– Тьфу ты, вот незадача, – расстроился Упырь.

Он так устал и ослаб, что с трудом волочил ноги. В голове его начали роиться странные мысли. Боязнь умереть от голода в студёной тайге заставляла ушкуйника лихорадочно соображать. Иногда ему казалось, что лучше вернуться к югорцам и отдать им Бабу. Они ведь не знают, кто её украл, могут счесть его спасителем идолицы и даже наградить. Но жадность брала своё, и Упырь отгонял от себя коварную мыслишку.
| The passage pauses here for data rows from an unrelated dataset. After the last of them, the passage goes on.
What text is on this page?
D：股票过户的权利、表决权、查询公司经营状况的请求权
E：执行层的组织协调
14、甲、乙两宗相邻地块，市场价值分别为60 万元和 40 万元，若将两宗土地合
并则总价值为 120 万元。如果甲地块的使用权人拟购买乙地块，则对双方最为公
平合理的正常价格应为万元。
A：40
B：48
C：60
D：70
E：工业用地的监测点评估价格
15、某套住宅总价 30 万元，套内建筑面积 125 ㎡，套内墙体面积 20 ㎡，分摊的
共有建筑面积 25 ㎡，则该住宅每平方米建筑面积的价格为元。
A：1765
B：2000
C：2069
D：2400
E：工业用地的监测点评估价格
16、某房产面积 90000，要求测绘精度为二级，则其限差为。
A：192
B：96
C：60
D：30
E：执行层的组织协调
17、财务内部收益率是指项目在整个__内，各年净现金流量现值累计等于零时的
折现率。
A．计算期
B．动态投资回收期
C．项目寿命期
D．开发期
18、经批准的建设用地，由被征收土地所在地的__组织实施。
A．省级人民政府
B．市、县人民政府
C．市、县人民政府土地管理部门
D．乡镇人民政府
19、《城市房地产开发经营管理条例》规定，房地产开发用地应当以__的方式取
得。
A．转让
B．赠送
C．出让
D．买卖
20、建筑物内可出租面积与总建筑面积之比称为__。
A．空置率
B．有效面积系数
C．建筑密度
Иногда ему думалось, что можно пойти к своим – наверняка они ещё сидят в своём стане. Если новгородцы заполучат в свои руки Золотую Бабу, то на радостях позабудут обо всём на свете и не станут задавать лишних вопросов. Так думал Упырь, изведённый до предела неотступным голодом и холодом.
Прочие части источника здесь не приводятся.